Clearly, clearly, we’ve got museums on the brain. And that’s okay — where else can you wander around for a day, let yourself off the leash mentally, and entertain all sorts of vivid ideas?
Last month we spent an afternoon at the Los Angeles County Museum of Art. (Located just a few blocks from the cozy, sundrenched studio I lived in when I was fresh out of college.) The museum invited us to explore artist Robert Irwin’s Primal Palm Garden, an outdoor installation that flows through the entire campus — 150 palm trees in 18 species, plus cycads, ferns, even a Queensland bottle tree.
We also checked out two LACMA shows: the James Turrell retrospective, and Calder and Abstraction: From Avant-Garde to Iconic, featuring the terrain-changing sculpture of Alexander Calder, on view through July 27.
Created in collaboration with landscape architect Paul Comstock and opened in 2010, the garden is like a call-and-response between living and manmade. A mini grove of prehistoric-looking Lepidozamia peroffskyana creates an intimate surprise under the escalator. Soaring Mexican fan and Canary Island date palms — L.A. arboreal icons — welcome guests into Chris Burden’s Urban Light installation of 202 functioning streetlamps. The silvery crowns of Mexican blue palms punctuate the architecture of Renzo Piano, who designed LACMA’s Broad Contemporary Art Museum that opened in 2008.
Primal Palm Garden, Robert Irwin tells us, was informed in part by the adjacent La Brea Tar Pits and by the anti-palm rumblings of lawmakers. In favor of promoting indigenous species, the L.A. City Council announced it would scale back on the planting of palms, “which I thought was an odd idea,” Robert tells us by phone, “because they’re almost a symbol for the city. I suggested, ‘No, let’s do the opposite.’ ” With the La Brea Tar Pits next door, he adds, “I wanted to bring in a lot of primal plants, [including] very, very old species of cycads.”
The kind of plants you could see woolly mammoths stampeding past. For us humans (at least Ryan and me), it’s a comforting effect. You look up, you see the palms against the blue wedge of sky, and they all seem to say, “Calm down!
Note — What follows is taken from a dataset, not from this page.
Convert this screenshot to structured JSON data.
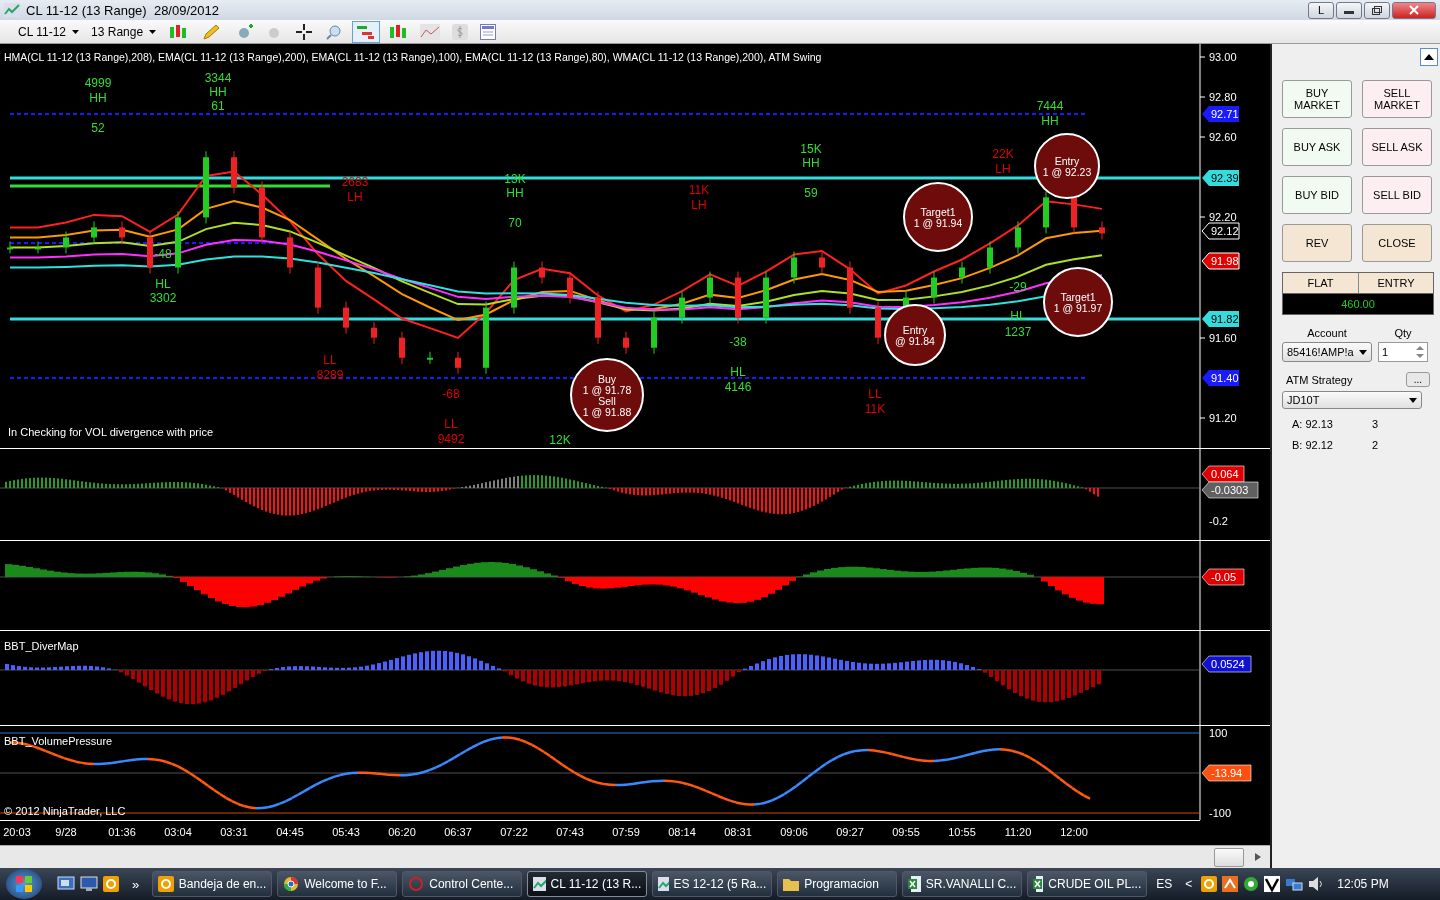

You’re in California.”
Famed for works that integrate light and space, Robert Irwin was raised in Southern California and now lives in San Diego. In addition to Primal Palm Garden, he designed the marvelous azalea- and bougainvillea-filled Central Garden at the Getty Center; “before that, I never planted a plant,” he says. His other well-known installations include Scrim veil—Black rectangle—Natural light, Whitney Museum of American Art, New York (1977), Who’s Afraid of Red, Yellow & Blue? (2006) and Untitled (Acrylic Column), (1969-2011).
The joy that’s clear and contagious here at Primal Palm Garden might be linked to his California upbringing, Robert notes.
“Growing up here, the world is your oyster,” he says. “When I was 15, I got my first car and was lifeguarding on Catalina Island. One of the things New Yorkers really dislike is when you tell them you had a happy childhood,” he quips. “A lot of people think art comes from pain and suffering. But it equally comes from beauty — the beauty of things and the beauty of being in the world.”